Unfortunately waktu yang saya punyai sangat terbatas dan kali ini saya akan
lebih menengok di area kota yangd ekat-dekat saja saja.
Saya bersama
dengan dua orang teman mencoba mencicipi sebanyak mungkin kenikmatan lokal baik
makanan maupun budaya yang ditawarkan oleh kota ini.
Dari beberapa
tempat yang saya kunjungi, inilah catatan highlight (my version) akan Solo.
Pasar Triwindu
(Ngarsopuro)
Sebuah pasar
yang cukup besar, terletak di pusat kota Solo. Pasar yang sangat menarik dan
eksotis dengan segala pernak-pernik hiasan, alat rumah tangga hingga perabot
kuno, antik baik bekas maupun baru. Merupakan surga kecil bagi penggemar
barang-barang kuno dan antik. Tak cukup jika berkunjung ke sini hanya dengan
waktu sekedarnya.
Ketika malam
tiba, kemeriahan tidak ikut terhenti dengan tutupnya pasar yang terletak di jalan
Diponegoro itu. Jalan Diponegoro ditutup untuk kendaraan apapun semenjak petang
dan tepat di depan Pasar Triwindu berjajar puluhan tenda yang menggelar
dagangannya, dari pernak-pernik souvenir, pakaian, hingga ragam santapan umum
yang sangat mengundang untuk dicoba.
Museum Batik
Danarhadi
Tak jauh dari
Pasar Triwindu, museum pribadi ini bisa ditempuh dengan berjalan kaki santai
saja. Ratusan bahkan ribuan koleksi batik dari segala bangsa dan masa, ada di
sini. Biaya yang harus dibayar untuk memasuki museum ini sudah termasuk biaya
guide yang membuat putaran langkah kaki kami menjadi lebih menarik lagi dengan
cerita-ceritanya.
Sesungguhnya
saya cukup skeptic dan tidak berharap banyak dari museum ini. Tapi tampaknya
saya harus menelan kembali kesan awal saya dan keluar dari museum ini dengan kekaguman.

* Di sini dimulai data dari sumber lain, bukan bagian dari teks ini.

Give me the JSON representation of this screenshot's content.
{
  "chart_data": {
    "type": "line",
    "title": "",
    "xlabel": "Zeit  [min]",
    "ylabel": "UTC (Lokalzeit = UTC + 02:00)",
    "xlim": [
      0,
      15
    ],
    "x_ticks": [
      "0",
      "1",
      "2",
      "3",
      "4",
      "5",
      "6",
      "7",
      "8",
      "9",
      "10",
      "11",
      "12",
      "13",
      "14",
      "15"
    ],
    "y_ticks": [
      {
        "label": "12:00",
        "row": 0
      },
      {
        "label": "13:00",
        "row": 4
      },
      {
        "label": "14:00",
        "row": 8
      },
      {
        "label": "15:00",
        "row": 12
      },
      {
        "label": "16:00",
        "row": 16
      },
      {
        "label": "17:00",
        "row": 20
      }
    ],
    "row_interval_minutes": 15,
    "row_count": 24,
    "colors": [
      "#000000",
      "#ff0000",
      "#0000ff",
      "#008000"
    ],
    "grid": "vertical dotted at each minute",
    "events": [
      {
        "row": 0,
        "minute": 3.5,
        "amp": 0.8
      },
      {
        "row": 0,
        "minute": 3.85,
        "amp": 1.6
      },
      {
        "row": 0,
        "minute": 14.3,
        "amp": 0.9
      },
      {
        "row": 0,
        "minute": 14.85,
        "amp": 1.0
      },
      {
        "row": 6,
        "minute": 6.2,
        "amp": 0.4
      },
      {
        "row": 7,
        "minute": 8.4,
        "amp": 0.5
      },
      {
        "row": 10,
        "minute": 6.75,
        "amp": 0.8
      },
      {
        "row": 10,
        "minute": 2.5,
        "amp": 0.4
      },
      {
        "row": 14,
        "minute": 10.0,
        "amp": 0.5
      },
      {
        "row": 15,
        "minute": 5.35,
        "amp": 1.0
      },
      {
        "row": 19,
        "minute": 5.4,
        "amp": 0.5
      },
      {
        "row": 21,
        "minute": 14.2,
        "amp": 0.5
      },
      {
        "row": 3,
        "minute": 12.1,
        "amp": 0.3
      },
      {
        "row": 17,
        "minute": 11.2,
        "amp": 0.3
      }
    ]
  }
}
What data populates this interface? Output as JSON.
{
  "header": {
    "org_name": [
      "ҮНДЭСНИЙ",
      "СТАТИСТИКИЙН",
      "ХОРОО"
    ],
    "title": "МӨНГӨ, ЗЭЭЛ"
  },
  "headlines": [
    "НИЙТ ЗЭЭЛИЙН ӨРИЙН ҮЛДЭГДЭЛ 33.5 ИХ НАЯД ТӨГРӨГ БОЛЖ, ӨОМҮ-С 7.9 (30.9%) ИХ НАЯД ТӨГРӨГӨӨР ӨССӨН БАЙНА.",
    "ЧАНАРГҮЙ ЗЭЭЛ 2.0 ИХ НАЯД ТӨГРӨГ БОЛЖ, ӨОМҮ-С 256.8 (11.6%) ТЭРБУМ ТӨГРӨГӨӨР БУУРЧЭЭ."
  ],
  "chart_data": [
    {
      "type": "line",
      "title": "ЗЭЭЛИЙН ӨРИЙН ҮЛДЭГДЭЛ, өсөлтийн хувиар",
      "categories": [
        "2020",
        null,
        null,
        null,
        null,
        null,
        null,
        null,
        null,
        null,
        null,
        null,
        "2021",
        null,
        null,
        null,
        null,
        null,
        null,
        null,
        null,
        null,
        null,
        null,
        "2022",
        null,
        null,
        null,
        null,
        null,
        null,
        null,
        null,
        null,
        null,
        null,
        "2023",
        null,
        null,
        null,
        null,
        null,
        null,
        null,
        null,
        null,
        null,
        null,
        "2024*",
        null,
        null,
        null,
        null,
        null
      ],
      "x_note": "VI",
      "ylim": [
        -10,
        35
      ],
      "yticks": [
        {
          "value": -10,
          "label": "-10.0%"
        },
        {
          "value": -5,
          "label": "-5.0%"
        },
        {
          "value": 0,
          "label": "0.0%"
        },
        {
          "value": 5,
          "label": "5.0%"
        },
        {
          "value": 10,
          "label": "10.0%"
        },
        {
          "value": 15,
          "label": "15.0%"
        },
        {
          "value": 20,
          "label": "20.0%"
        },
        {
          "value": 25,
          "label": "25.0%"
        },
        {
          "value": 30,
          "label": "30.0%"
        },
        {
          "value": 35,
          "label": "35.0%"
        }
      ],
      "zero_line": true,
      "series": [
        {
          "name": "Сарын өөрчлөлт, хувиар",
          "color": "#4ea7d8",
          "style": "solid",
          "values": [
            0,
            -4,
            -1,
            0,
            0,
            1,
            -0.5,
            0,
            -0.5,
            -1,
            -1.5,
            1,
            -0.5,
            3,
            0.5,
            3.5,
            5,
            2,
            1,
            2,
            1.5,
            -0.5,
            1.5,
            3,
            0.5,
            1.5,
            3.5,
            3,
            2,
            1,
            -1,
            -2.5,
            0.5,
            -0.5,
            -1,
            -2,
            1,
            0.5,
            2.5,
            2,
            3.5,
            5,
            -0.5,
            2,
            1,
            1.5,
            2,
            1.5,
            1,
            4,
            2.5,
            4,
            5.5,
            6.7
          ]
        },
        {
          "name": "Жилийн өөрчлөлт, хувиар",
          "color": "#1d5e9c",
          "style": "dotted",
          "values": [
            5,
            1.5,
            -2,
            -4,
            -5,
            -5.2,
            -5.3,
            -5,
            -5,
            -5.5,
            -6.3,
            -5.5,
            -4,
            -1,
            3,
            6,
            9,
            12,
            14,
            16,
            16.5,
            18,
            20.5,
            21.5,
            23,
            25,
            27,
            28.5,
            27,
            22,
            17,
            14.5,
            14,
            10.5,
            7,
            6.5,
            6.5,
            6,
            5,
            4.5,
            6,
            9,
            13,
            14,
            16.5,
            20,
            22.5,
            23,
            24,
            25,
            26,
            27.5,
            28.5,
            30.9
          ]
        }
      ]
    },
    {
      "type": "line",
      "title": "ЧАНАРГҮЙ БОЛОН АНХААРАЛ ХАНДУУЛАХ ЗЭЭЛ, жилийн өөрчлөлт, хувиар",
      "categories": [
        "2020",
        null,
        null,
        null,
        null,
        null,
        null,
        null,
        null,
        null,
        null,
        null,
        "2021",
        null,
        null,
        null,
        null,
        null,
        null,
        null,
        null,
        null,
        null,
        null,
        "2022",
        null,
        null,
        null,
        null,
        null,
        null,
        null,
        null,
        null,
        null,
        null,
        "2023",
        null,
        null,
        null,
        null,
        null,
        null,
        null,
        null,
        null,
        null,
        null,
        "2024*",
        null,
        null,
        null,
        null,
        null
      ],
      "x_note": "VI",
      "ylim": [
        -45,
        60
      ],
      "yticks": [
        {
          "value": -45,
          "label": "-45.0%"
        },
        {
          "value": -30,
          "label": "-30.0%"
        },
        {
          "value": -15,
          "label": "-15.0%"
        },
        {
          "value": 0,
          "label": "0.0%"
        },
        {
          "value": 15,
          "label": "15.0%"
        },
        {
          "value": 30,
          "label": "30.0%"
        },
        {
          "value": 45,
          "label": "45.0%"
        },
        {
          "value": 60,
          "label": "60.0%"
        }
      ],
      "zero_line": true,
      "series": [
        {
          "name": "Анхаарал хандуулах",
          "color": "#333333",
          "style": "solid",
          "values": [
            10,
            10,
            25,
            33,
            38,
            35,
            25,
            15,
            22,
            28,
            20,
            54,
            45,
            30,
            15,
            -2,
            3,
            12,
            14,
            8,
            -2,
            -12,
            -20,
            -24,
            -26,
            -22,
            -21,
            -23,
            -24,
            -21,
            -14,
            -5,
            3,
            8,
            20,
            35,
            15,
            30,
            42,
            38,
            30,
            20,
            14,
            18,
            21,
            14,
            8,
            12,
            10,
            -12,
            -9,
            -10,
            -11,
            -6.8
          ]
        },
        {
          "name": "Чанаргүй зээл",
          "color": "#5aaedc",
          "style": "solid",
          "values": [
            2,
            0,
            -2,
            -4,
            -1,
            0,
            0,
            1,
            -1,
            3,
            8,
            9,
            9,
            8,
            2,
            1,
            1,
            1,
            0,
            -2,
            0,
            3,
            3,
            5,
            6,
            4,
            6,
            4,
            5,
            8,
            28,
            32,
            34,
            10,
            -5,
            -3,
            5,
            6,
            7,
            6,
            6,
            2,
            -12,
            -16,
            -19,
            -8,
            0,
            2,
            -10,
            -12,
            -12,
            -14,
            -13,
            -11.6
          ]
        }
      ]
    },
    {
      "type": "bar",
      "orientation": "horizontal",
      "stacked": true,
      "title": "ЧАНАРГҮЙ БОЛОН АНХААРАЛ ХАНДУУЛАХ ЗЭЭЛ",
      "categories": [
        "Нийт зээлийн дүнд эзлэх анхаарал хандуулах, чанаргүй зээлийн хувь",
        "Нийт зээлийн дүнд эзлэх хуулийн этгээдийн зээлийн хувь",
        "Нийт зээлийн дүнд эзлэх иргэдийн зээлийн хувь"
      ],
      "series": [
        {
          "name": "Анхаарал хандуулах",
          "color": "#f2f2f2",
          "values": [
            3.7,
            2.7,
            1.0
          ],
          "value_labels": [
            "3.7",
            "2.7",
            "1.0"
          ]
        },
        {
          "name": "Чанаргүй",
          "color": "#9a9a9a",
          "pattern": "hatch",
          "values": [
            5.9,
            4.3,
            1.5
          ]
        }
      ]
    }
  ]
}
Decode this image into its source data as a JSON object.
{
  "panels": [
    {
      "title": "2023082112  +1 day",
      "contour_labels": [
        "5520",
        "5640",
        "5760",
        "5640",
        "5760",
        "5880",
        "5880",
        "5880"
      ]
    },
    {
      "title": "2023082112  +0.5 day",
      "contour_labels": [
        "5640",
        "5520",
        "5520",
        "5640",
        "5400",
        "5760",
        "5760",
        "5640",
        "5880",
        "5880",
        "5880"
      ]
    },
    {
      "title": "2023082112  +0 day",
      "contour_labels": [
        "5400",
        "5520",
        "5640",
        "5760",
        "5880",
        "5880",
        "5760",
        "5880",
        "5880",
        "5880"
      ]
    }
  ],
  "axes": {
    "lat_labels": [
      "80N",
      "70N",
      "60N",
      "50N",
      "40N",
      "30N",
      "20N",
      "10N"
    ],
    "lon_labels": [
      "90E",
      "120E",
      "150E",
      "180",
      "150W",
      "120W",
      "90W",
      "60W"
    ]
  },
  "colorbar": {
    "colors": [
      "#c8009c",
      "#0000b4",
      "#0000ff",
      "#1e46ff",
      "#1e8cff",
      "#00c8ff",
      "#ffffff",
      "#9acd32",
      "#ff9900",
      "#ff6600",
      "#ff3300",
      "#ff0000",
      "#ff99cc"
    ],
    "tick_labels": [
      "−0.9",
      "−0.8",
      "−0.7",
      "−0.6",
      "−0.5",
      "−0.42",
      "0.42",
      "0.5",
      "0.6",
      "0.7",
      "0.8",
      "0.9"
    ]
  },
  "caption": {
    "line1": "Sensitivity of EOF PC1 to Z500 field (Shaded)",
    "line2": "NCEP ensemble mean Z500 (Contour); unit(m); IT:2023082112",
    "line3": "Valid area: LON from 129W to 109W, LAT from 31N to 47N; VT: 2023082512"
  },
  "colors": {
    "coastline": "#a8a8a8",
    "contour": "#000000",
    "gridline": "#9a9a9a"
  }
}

Museum ini bagus sekali terutama yang mencintai keindahan dan seni kain batik.
Es Puter (di
depan) Pasar Triwindu
Sebuah gerobak
kecil berhiasakan gantung-gantungan gelas-gelas tinggi dari kaca yang dipakai
untuk menyajikan seporsi es puter jadul yang lezat. Saya sendiri mencampurnya
dengan tape beras yang juga tersedia jika diinginkan. Sebuah kenikmatan masa
kecil di Kota Malang dulu, dulu sekali yang kembali saya nikmati di Solo.
Nothing fancy for sure, duduk di pinggir jalan, di atas trotoar dan menyendok
es puter itu, merasakannya melumer di dalam mulut saya. Dingin, manis dengan
rasa kelapa yang jelas berpesta di dalam mulut saya.
Sekali atau dua,
menjadi kegemaran saya untuk duduk sambil menyesap kopi atau (kali ini) es
puter dan diam hanya menyerap semua moment yang terjadi di sekeliling saya. Mengamati
dan mencoba beragumen dengan diri saya sendiri tentang orang-orang yang sama
sekali asing buat saya, yang hilir mudik berjalan melalui saya.
Soto Triwindu
Sebuah depot
rumahan yang kala itu tampak lengang, karena sudah lewat dari jam makan siang.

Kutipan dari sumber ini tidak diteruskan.